Interactief voorlezen wordt een verplicht onderdeel van de opleiding voor pedagogisch medewerkers die in de voorschoolse educatie (VE) willen werken. Een terechte en logische stap: voorlezen is onmisbaar voor de ontwikkeling van jonge kinderen. Maar hoe geef je hier als opleiding (of organisatie) concreet vorm aan?
Het veelgeprezen Voorlezen gaat zó helpt pedagogisch medewerkers op weg met praktische tips en voorbeelden uit de praktijk van peuterspeelzalen, kinderdagverblijven, gastoudergezinnen en buitenschoolse opvang.
Een klassieker in een nieuw jasje
De eerste druk van Voorlezen gaat zó verscheen al in 2002 en is sindsdien niet meer weg te denken uit de kinderopvang. In de compleet herziene 9e druk (2024) zijn nieuwe praktijkervaringen, actuele onderzoeksresultaten en wetenschappelijke inzichten opgenomen.

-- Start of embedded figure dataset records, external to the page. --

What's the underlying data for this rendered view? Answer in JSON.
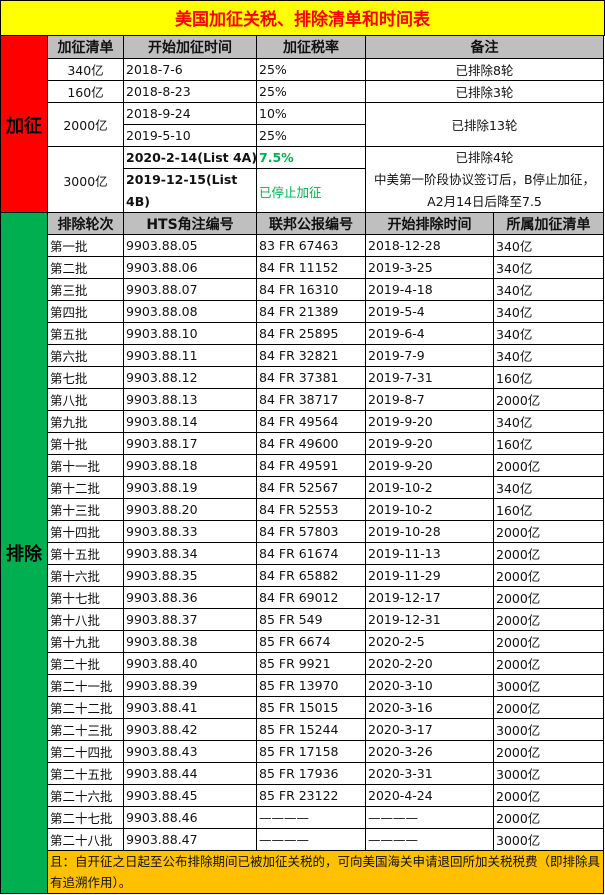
{
  "title": "美国加征关税、排除清单和时间表",
  "tariff": {
    "side_label": "加征",
    "headers": [
      "加征清单",
      "开始加征时间",
      "加征税率",
      "备注"
    ],
    "rows": [
      {
        "list": "340亿",
        "date": "2018-7-6",
        "rate": "25%",
        "note": "已排除8轮"
      },
      {
        "list": "160亿",
        "date": "2018-8-23",
        "rate": "25%",
        "note": "已排除3轮"
      },
      {
        "list": "2000亿",
        "date": "2018-9-24",
        "rate": "10%",
        "note": "已排除13轮"
      },
      {
        "date": "2019-5-10",
        "rate": "25%"
      },
      {
        "list": "3000亿",
        "date": "2020-2-14(List 4A)",
        "rate": "7.5%",
        "note": "已排除4轮\n中美第一阶段协议签订后，B停止加征，A2月14日后降至7.5"
      },
      {
        "date": "2019-12-15(List 4B)",
        "rate": "已停止加征"
      }
    ]
  },
  "exclusion": {
    "side_label": "排除",
    "headers": [
      "排除轮次",
      "HTS角注编号",
      "联邦公报编号",
      "开始排除时间",
      "所属加征清单"
    ],
    "rows": [
      [
        "第一批",
        "9903.88.05",
        "83 FR 67463",
        "2018-12-28",
        "340亿"
      ],
      [
        "第二批",
        "9903.88.06",
        "84 FR 11152",
        "2019-3-25",
        "340亿"
      ],
      [
        "第三批",
        "9903.88.07",
        "84 FR 16310",
        "2019-4-18",
        "340亿"
      ],
      [
        "第四批",
        "9903.88.08",
        "84 FR 21389",
        "2019-5-4",
        "340亿"
      ],
      [
        "第五批",
        "9903.88.10",
        "84 FR 25895",
        "2019-6-4",
        "340亿"
      ],
      [
        "第六批",
        "9903.88.11",
        "84 FR 32821",
        "2019-7-9",
        "340亿"
      ],
      [
        "第七批",
        "9903.88.12",
        "84 FR 37381",
        "2019-7-31",
        "160亿"
      ],
      [
        "第八批",
        "9903.88.13",
        "84 FR 38717",
        "2019-8-7",
        "2000亿"
      ],
      [
        "第九批",
        "9903.88.14",
        "84 FR 49564",
        "2019-9-20",
        "340亿"
      ],
      [
        "第十批",
        "9903.88.17",
        "84 FR 49600",
        "2019-9-20",
        "160亿"
      ],
      [
        "第十一批",
        "9903.88.18",
        "84 FR 49591",
        "2019-9-20",
        "2000亿"
      ],
      [
        "第十二批",
        "9903.88.19",
        "84 FR 52567",
        "2019-10-2",
        "340亿"
      ],
      [
        "第十三批",
        "9903.88.20",
        "84 FR 52553",
        "2019-10-2",
        "160亿"
      ],
      [
        "第十四批",
        "9903.88.33",
        "84 FR 57803",
        "2019-10-28",
        "2000亿"
      ],
      [
        "第十五批",
        "9903.88.34",
        "84 FR 61674",
        "2019-11-13",
        "2000亿"
      ],
      [
        "第十六批",
        "9903.88.35",
        "84 FR 65882",
        "2019-11-29",
        "2000亿"
      ],
      [
        "第十七批",
        "9903.88.36",
        "84 FR 69012",
        "2019-12-17",
        "2000亿"
      ],
      [
        "第十八批",
        "9903.88.37",
        "85 FR 549",
        "2019-12-31",
        "2000亿"
      ],
      [
        "第十九批",
        "9903.88.38",
        "85 FR 6674",
        "2020-2-5",
        "2000亿"
      ],
      [
        "第二十批",
        "9903.88.40",
        "85 FR 9921",
        "2020-2-20",
        "2000亿"
      ],
      [
        "第二十一批",
        "9903.88.39",
        "85 FR 13970",
        "2020-3-10",
        "3000亿"
      ],
      [
        "第二十二批",
        "9903.88.41",
        "85 FR 15015",
        "2020-3-16",
        "2000亿"
      ],
      [
        "第二十三批",
        "9903.88.42",
        "85 FR 15244",
        "2020-3-17",
        "3000亿"
      ],
      [
        "第二十四批",
        "9903.88.43",
        "85 FR 17158",
        "2020-3-26",
        "2000亿"
      ],
      [
        "第二十五批",
        "9903.88.44",
        "85 FR 17936",
        "2020-3-31",
        "3000亿"
      ],
      [
        "第二十六批",
        "9903.88.45",
        "85 FR 23122",
        "2020-4-24",
        "2000亿"
      ],
      [
        "第二十七批",
        "9903.88.46",
        "————",
        "————",
        "2000亿"
      ],
      [
        "第二十八批",
        "9903.88.47",
        "————",
        "————",
        "3000亿"
      ]
    ],
    "footnote": "且：自开征之日起至公布排除期间已被加征关税的，可向美国海关申请退回所加关税税费（即排除具有追溯作用）。"
  },
  "colors": {
    "title_bg": "#ffff00",
    "title_text": "#ff0000",
    "tariff_side": "#ff0000",
    "exclusion_side": "#00b050",
    "header_bg": "#bfbfbf",
    "footnote_bg": "#ffc000",
    "highlight_text": "#00b050"
  }
}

“In 2002 maakten Margriet Chorus en ik de eerste versie van Voorlezen gaat zó. Op basis van ons (praktijk)onderzoek, gesprekken en bezoeken aan kinderopvanginstellingen, schreven wij alles op wat ons nuttig leek om voorlezen tot een succes te maken in de dagelijkse praktijk. Het bleek een schot in de roos. Maar na zeven drukken en aanpassingen tussendoor was het tijd voor een complete herziening”, schrijft medeauteur Irma van Welzen in het voorwoord van de 9e, compleet herziene, druk.
Belangrijke bijdrage pedagogisch medewerkers
Zij schrijft verder onder andere: “De aanbevelingen die wij destijds in ons boek hadden opgeschreven vinden we terug in landelijk beleid. Met name het programma BoekStart in de kinderopvang dat onder de paraplu van Kunst van Lezen door bibliotheken in het hele land wordt aangeboden, heeft al die elementen opgenomen. Verder is in al die jaren het aantal meertalige kinderen in Nederland toegenomen en ook de wetenschappelijke kennis over meertalig opgroeien. Ook weten we nu beter dat een taalarme thuissituatie in de allereerste jaren negatief doorwerkt in de schoolontwikkeling van kinderen. Als vervolg hierop is er de laatste jaren veel aandacht voor het tegengaan van deze ongelijkheid in kansen. Kinderopvangcentra en daarmee alle pedagogisch medewerkers leveren een belangrijke bijdrage aan een gelijke start voor alle kinderen in onze maatschappij. Nog niet overal vanzelfsprekend.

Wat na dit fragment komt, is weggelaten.